🤖 AI Summary
This work proposes a large language model (LLM)-driven program evolution framework that automatically discovers improved lexical retrieval functions by representing candidate algorithms as executable code. Departing from traditional methods like BM25, which rely on manual parameter tuning and struggle to identify superior ranking functions, the approach integrates LLMs with evolutionary search. Starting from seed algorithms such as BM25, it iteratively applies mutation and recombination operators guided by performance feedback across multiple datasets.

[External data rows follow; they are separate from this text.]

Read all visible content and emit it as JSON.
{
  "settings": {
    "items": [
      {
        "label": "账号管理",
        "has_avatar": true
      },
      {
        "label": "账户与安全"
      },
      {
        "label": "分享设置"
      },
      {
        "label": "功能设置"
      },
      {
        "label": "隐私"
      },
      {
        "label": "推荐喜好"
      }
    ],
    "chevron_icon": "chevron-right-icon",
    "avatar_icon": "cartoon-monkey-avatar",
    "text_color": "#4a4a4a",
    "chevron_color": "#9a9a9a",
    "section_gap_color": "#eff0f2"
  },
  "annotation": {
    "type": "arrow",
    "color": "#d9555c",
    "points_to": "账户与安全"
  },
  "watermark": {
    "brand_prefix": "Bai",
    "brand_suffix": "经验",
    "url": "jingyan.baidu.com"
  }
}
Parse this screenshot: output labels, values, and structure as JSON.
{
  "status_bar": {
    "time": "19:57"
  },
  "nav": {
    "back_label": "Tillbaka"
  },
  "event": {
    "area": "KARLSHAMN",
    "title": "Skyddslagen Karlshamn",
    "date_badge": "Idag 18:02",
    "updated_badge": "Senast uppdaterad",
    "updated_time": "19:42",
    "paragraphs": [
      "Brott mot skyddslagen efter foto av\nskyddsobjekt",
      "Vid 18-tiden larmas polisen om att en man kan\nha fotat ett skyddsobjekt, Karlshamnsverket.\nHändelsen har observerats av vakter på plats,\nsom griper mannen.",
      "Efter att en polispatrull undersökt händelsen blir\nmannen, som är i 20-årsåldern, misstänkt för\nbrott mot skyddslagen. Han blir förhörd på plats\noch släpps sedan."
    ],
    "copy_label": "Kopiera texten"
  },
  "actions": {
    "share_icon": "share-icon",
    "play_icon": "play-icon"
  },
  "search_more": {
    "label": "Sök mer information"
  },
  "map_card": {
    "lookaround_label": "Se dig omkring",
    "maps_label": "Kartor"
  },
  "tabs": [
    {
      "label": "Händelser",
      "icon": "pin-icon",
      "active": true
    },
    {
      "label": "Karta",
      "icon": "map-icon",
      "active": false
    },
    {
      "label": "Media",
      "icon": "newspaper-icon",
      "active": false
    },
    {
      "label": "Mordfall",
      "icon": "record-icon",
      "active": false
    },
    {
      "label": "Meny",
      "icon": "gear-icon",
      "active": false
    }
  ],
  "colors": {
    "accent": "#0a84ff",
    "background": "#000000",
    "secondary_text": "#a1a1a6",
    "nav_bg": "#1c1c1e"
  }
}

The evolved retrieval functions consistently outperform strong baselines on BEIR, BRIGHT, and TREC Deep Learning 2019/2020 benchmarks, demonstrating not only significant gains in effectiveness but also strong generalization and cross-dataset transfer capabilities.
📝 Abstract
Retrieval algorithms like BM25 and query likelihood with Dirichlet smoothing remain strong and efficient first-stage rankers, yet improvements have mostly relied on parameter tuning and human intuition. We investigate whether a large language model, guided by an evaluator and evolutionary search, can automatically discover improved lexical retrieval algorithms. We introduce RankEvolve, a program evolution setup based on AlphaEvolve, in which candidate ranking algorithms are represented as executable code and iteratively mutated, recombined, and selected based on retrieval performance across 12 IR datasets from BEIR and BRIGHT. RankEvolve starts from two seed programs: BM25 and query likelihood with Dirichlet smoothing. The evolved algorithms are novel, effective, and show promising transfer to the full BEIR and BRIGHT benchmarks as well as TREC DL 19 and 20. Our results suggest that evaluator-guided LLM program evolution is a practical path towards automatic discovery of novel ranking algorithms.